Cinta Berawal Luka

Cinta Berawal Luka
Khawatir


__ADS_3

Rian melajukan mobilnya menuju rumah Nita, Geri yang sejak tadi mengumpat sambil memijat pelipisnya kembali fokus memperhatikan jalanan. Rian dan Geri benar-benar mengkhawatirkan nasib Vino, mereka tidak ingin terjadi sesuatu pada Vino yang nantinya berujung fatal pada rumah tangganya.

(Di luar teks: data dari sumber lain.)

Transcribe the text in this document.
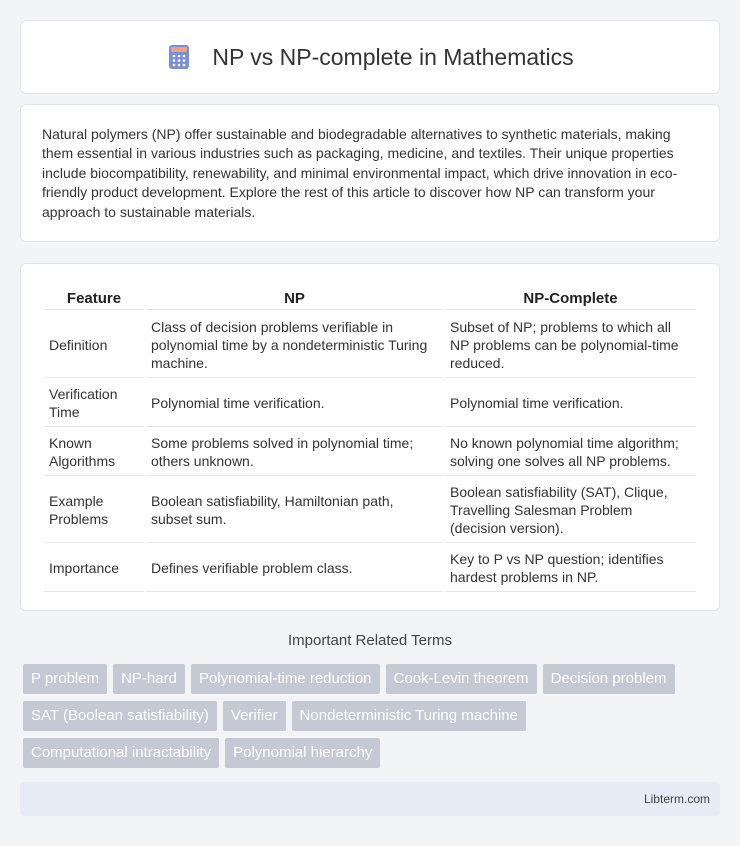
NP vs NP-complete in Mathematics

Natural polymers (NP) offer sustainable and biodegradable alternatives to synthetic materials, making them essential in various industries such as packaging, medicine, and textiles. Their unique properties include biocompatibility, renewability, and minimal environmental impact, which drive innovation in eco-friendly product development. Explore the rest of this article to discover how NP can transform your approach to sustainable materials.

Feature	NP	NP-Complete
Definition	Class of decision problems verifiable in polynomial time by a nondeterministic Turing machine.	Subset of NP; problems to which all NP problems can be polynomial-time reduced.
Verification Time	Polynomial time verification.	Polynomial time verification.
Known Algorithms	Some problems solved in polynomial time; others unknown.	No known polynomial time algorithm; solving one solves all NP problems.
Example Problems	Boolean satisfiability, Hamiltonian path, subset sum.	Boolean satisfiability (SAT), Clique, Travelling Salesman Problem (decision version).
Importance	Defines verifiable problem class.	Key to P vs NP question; identifies hardest problems in NP.
Important Related Terms
P problem	NP-hard	Polynomial-time reduction	Cook-Levin theorem	Decision problem
SAT (Boolean satisfiability)	Verifier	Nondeterministic Turing machine
Computational intractability	Polynomial hierarchy
Libterm.com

"Cepet Ian, jangan sampai kita kalah gesit sama singa betina itu!"


"Gue udah ngebut, tapi keselamatan juga nomor 1," ketus Rian.


"Gue nggak kebayang kalo Nita sampe ngelakuin sesuatu sama si Vino, bakal jadi kayak apa nantinya rumah tangga mereka."


"Yang penting sekarang kita segera kesana dan membawa Vino pulang!" ucap Rian dengan sorot mata tajam.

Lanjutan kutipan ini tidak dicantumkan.